Misprint in Switzer's algebraic topology?

Question

I am currently reading Switzer's book "Algebraic Topology: Homotopy and Homology". On page 50, the proof of 3.30 c), he claims that a certian composition is something I can't see how it possibly can be what he states it to be. Let $\beta':S^1 \rightarrow I \vee S^1$ be defined by $(2t,\ast)$ if $t \leq 1/2$ and $(\ast,2t-1)$ if $t > 1/2$. Consider the quotient map $q:I \rightarrow S^1$ given by $q(t) = e^{2\pi t}$. Switzer then claims that the composition $\alpha= (q \vee 1) \circ \beta': S^1 \rightarrow S^1 \vee S^1$ is given by $\alpha(t) = (4t,\ast)$ it $t \leq 1/4$, $\alpha(t) = (\ast,2t-1/2)$ if $1/4 \leq t \leq 3/4$ and $\alpha(t) = (4(1-t),\ast)$ if $3/4 \leq t \leq 1$. However, I get that the composition is $(2s,\ast)$ for $t \leq 1/2$ and $(\ast, 2t-1)$ for $t \geq 1/2$. Is Switzer wrong, or am I misunderstanding something?
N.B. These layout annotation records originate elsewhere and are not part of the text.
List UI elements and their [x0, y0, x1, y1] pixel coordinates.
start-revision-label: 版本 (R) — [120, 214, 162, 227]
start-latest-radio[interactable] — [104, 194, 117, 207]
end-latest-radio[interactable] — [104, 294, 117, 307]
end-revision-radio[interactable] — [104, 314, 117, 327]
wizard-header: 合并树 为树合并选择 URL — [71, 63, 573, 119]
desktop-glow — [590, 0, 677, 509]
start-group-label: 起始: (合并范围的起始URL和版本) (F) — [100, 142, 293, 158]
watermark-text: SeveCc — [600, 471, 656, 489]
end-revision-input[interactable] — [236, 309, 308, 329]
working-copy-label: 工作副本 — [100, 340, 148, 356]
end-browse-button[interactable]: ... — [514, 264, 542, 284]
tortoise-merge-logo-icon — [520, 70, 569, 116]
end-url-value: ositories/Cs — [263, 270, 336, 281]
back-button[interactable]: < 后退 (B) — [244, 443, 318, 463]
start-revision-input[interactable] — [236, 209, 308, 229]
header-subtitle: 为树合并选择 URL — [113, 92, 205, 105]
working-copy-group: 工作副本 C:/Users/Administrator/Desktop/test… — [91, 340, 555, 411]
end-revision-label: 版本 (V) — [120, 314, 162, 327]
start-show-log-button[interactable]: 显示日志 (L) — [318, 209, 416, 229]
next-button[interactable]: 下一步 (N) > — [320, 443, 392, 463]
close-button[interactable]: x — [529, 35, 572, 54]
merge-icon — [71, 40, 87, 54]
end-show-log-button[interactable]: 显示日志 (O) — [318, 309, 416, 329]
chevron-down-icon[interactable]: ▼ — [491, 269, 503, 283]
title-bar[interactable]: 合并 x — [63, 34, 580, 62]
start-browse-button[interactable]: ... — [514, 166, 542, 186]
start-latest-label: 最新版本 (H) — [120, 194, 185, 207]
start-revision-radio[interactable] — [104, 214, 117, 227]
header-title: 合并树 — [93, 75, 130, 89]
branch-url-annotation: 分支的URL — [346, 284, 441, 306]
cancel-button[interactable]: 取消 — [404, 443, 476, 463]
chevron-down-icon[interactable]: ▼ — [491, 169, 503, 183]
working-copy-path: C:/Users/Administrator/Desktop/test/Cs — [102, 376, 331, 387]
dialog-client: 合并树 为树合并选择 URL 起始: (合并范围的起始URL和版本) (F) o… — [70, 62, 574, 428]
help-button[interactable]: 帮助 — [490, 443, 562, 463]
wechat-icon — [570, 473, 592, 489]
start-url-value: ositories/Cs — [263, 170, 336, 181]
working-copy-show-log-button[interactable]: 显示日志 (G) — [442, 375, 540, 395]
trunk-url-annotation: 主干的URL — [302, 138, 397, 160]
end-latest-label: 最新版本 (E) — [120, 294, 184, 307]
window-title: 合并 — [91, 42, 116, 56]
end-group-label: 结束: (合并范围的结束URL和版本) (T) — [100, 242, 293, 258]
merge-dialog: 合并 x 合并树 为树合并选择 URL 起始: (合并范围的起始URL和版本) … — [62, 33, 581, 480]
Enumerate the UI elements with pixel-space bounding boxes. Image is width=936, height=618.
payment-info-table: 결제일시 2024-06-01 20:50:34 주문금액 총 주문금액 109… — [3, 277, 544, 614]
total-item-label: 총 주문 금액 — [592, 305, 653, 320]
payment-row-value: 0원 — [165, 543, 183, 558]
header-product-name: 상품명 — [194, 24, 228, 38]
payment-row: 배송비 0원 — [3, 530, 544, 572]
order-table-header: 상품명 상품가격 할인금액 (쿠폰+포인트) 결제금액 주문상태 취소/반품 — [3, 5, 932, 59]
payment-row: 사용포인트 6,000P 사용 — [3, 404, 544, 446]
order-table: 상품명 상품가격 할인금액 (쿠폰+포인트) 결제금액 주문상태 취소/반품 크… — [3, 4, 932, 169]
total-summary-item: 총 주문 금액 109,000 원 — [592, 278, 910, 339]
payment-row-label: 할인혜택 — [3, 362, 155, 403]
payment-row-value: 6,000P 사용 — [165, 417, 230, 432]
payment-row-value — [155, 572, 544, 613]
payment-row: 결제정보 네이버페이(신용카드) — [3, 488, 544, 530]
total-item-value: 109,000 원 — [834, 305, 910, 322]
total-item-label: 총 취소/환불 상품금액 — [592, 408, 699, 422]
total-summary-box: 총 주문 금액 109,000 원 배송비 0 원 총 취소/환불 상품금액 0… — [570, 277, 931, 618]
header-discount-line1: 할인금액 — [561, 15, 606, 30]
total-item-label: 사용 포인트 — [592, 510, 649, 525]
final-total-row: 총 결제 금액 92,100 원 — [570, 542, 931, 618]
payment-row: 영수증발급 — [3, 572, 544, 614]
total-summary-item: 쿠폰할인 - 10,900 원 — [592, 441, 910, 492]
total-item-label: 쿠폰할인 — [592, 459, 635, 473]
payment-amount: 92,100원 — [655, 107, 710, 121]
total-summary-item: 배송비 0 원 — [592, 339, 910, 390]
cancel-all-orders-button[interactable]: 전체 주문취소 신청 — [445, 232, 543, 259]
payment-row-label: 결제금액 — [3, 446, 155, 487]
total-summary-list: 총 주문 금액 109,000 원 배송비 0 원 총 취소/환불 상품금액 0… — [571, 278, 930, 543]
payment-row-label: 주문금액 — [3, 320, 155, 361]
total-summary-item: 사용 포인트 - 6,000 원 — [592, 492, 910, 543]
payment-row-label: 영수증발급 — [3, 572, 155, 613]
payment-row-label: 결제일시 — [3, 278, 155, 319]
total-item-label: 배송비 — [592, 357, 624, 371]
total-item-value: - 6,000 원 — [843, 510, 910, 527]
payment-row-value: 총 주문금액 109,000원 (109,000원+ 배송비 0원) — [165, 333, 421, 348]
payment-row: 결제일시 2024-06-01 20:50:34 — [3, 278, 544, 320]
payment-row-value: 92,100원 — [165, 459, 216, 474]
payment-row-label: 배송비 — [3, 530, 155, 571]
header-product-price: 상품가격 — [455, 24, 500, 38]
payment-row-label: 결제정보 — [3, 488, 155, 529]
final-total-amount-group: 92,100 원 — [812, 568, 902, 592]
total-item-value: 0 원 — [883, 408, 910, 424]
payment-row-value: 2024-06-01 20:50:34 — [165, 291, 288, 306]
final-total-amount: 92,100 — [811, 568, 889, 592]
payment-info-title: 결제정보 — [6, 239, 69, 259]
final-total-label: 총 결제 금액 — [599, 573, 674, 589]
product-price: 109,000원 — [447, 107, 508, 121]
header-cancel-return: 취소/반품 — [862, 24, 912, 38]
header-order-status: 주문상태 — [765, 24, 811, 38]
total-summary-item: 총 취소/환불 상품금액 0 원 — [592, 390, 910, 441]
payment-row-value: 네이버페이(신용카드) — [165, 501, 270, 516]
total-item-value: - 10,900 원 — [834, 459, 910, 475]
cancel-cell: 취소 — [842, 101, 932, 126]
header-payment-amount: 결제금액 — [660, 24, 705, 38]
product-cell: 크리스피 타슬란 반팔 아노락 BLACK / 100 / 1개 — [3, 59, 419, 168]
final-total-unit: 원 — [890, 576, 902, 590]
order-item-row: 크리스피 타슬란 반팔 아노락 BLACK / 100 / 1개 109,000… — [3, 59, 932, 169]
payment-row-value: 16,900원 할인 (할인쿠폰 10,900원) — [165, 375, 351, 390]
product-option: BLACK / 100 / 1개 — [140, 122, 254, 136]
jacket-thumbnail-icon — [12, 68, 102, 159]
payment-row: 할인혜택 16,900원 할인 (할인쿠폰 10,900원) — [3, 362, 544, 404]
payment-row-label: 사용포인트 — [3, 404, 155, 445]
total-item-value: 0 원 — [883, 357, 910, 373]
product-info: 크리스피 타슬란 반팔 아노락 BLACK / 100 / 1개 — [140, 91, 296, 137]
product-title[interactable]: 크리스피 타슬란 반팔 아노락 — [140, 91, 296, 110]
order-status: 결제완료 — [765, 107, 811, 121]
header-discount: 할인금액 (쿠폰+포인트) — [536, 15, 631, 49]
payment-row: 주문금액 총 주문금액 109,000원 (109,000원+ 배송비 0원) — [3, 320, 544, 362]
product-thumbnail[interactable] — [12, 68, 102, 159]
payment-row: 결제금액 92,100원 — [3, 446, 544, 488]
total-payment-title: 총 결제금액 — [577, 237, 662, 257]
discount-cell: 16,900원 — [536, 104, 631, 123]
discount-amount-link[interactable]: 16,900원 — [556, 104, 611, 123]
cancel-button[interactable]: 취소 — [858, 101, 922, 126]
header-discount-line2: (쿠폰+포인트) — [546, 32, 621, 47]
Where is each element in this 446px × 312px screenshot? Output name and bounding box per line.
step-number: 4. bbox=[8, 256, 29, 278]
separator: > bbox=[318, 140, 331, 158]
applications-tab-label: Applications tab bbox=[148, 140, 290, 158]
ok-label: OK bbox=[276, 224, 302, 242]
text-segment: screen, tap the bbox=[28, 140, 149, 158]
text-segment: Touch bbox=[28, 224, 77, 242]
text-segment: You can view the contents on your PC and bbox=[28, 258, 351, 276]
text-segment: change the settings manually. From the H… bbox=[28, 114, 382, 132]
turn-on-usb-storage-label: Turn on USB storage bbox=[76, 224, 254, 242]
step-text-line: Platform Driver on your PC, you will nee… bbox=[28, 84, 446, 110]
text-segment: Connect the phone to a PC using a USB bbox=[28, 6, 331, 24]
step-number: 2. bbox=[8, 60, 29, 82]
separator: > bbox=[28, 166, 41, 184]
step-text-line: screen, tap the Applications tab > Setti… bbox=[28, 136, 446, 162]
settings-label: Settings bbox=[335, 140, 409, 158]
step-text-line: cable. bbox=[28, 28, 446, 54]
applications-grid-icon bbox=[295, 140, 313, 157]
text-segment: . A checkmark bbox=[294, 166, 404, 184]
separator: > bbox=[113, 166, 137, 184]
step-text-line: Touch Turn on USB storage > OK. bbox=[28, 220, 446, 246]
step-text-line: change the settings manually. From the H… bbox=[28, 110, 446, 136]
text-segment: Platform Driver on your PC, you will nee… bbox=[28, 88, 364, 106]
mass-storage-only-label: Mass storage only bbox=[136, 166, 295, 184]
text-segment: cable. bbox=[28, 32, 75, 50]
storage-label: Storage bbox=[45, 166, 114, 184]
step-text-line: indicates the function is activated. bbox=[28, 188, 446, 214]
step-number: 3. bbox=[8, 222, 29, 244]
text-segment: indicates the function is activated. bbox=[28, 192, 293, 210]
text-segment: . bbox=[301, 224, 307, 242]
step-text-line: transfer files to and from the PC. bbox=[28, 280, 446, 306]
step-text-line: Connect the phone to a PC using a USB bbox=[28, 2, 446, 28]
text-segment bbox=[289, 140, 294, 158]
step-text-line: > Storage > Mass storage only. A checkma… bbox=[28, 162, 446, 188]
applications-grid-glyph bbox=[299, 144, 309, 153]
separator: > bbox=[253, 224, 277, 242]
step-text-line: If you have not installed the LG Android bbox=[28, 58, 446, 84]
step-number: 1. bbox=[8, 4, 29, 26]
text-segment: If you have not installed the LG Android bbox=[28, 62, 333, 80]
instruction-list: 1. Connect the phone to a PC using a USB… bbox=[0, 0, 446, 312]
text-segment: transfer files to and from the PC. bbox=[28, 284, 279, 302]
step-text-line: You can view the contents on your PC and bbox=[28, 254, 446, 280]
Any help would be very appreciated, I don't seem to be able to fix this detail.

Answer 1

I think that what you wrote is not precisely what Switzer defined, but perhaps you made some simplifications that I did not notice. I'm going to give up for now on combing through the details of the formulas and just say what the big picture is.

Look at the schematic on page 47. We see that what $\beta':(D^{n+1},s_0)\to ((I,1) \lor (D^{n+1},s_0),0)$ does is it squashes some contractible neighborhood of $s_0 \in D^{n+1}$ -- say the right half of the disk in the picture, up to homotopy -- down to an interval, and handles the rest of the disk in such a way that everything is nice and continuous. Why did I write my target as $((I,1) \lor (D^{n+1},s_0),0)$? Notice that Switzer says he wants the basepoint of that space (and related subspaces) to be the point he labeled as 0. He's abusing the wedge sum notation for convenience, but what he's really doing is squashing.

To get $\beta:(S^n,s_0)\to ((I,1) \lor (S^n,s_0),0)$, you just restrict $\beta'$ to the boundary $\partial D^{n+1} = S^n$. Finally, to get $\alpha:(S^n,s_0)\to (S^1,*) \lor (S^n,s_0)$, you just glue together the endpoints of the interval you got from squashing. (To our relief, now the basepoint suggested by that notation is finally back where it's supposed to be.)

So, with this understanding, what does $\alpha:S^1\to S^1\vee S^1$ do? Think of each $S^1$ as $(I\sqcup*)/(0\sim *, 1\sim * )$ with basepoint $*$. For the neighborhood of $*$ we want to squash, we can take $N = [3/4,1]\cup[0,1/4]$. To squash $N$ to an interval, all you really do is just glue $t \in [0,1/4]$ to $(1-t) \in [3/4,1]$.

(In physical terms, you're doing the following in the n=1 case: Take a piece of string and knot it into a loop; treat the knot as the basepoint. Pinch the loop together in the middle (away from the basepoint) to make two loops. Finally, pull taut the "subloop" which has the knot in it so that you have a loop on one side and an interval on the other side. You could imagine doing something similar with a balloon to visualize $\alpha: S^2 \to S^1\vee S^2$. When I want to think of the case for general $n$, I imagine the picture for $n=2$ and then squint my eyes so the 2's look like n's.)

Now we just implement my description of $\alpha:(S^n,s_0)\to (S^1,*) \lor (S^n,s_0)$ for the case $n=1$, taking care to choose parametrizations appropriately. We need to send the squashed $N$ to the first copy of $S^1$ in $S^1\lor S^1$. We can achieve this by sending $t \in [0,1/4]$ to $4t$. (Please forgive my imprecise notation. I think it'll be easier to see what's going on if I leave out some of the extra bells and whistles.) Correspondingly, since in the squashed $N$ we have that $t \in [0,1/4]$ is identified with $s = (1-t) \in [3/4,1]$, you also have to send $s$ to $4t = 4(1-s)$. These account for the first and third lines of the definition of $\alpha$. The second line just sends your remaining loop (the boundary circle you see on the right hand side of the schematic on page 47) to the second $S^1$.